By Sarah Alaoui
Al Jazeera, Doha, Qatar.
A short stroll through Casablanca’s Derb Ghallef “informal market”, with its endless stalls of goods and services, offers a panorama of the entrepreneurial spirit and capacity of Morocco’s youth: entrepreneurship, innovation and the Silicon Valley.
These are all seductive terms that have been touted by everyone from private sector leaders to politicians as panaceas to a wide range of problems plaguing the world.
However, in the context of the Middle East and North Africa (MENA) where there is a pronounced youth bulge, these words can still hold meaning and potential where four out of five unemployed individuals are inactive and, often, disaffected youth between the ages of 15 and 34.
While the government has been enthusiastic in developing youth entrepreneurship programmes to tackle this issue, the initiatives have had mixed results.

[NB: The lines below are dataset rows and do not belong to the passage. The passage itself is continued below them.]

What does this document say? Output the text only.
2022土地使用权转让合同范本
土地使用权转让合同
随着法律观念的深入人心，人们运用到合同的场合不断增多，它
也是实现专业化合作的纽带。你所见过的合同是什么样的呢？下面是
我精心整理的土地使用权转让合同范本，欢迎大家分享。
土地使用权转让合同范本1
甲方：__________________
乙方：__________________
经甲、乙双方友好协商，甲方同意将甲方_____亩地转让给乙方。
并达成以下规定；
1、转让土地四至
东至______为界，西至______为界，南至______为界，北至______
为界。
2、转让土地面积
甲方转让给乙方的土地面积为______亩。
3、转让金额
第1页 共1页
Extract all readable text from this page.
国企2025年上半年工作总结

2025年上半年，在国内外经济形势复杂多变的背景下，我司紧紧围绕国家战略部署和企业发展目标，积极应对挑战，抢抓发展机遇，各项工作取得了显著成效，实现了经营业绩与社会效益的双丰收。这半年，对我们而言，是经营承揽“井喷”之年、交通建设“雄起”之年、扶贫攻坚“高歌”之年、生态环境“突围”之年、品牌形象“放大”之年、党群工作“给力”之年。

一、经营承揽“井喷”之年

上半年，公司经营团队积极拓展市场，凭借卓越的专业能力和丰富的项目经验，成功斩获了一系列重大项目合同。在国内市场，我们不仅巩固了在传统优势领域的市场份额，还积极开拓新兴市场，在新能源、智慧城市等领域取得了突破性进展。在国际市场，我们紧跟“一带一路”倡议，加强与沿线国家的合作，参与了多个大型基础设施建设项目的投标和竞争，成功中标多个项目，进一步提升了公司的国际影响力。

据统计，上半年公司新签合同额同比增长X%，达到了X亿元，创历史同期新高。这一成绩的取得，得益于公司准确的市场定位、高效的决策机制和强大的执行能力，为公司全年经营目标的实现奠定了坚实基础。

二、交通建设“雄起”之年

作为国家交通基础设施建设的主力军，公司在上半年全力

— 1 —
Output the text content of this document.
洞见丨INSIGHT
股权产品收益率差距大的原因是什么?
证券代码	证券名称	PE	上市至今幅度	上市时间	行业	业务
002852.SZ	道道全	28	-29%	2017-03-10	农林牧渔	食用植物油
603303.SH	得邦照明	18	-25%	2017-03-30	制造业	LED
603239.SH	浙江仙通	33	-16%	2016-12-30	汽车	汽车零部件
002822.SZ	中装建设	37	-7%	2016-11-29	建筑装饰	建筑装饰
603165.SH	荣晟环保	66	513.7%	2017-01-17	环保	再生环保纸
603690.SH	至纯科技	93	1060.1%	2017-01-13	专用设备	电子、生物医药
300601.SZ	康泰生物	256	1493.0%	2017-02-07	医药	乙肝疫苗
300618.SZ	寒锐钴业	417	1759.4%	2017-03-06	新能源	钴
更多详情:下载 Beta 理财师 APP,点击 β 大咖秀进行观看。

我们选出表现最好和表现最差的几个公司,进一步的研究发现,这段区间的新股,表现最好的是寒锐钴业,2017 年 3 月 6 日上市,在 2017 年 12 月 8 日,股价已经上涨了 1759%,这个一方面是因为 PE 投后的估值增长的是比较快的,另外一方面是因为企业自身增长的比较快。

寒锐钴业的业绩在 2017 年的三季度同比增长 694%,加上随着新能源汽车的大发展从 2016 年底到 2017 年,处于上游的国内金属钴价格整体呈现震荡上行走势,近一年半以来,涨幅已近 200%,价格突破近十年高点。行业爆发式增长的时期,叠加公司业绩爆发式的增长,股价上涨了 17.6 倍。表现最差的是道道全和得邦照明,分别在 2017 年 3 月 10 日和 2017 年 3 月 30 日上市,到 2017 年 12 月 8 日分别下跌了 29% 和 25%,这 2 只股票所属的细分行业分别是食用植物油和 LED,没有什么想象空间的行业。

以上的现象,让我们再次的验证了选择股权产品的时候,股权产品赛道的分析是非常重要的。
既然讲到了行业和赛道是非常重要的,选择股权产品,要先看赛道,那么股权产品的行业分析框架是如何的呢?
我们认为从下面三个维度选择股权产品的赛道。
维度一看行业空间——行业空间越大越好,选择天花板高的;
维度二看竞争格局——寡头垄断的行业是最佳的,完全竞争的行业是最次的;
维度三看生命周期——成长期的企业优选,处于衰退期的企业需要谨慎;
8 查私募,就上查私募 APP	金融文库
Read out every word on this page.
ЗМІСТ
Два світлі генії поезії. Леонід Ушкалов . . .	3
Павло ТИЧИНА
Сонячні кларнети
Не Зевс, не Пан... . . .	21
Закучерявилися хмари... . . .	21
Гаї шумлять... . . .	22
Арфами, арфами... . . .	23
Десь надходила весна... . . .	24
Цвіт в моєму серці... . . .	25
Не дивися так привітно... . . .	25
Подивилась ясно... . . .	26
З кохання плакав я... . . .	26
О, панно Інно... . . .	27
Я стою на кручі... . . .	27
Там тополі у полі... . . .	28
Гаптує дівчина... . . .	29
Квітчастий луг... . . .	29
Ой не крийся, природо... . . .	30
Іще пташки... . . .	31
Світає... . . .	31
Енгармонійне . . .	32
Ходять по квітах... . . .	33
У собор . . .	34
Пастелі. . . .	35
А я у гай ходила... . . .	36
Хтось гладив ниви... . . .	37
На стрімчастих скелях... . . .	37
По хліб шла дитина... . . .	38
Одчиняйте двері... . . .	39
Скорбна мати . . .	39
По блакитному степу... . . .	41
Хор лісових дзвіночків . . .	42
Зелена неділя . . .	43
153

Before completely tossing aside their good intentions, however, the government should be encouraged to focus on supporting and partnering with existing initiatives — notably in civil society and the private sector — that have successfully taken the helm in building a youth culture of entrepreneurship.
If provided with the right ecosystem to thrive, the value of these efforts lies as much in their potential to funnel jobs into the economy as it does in their power to enfranchise youth and strengthen their sense of identity within their communities.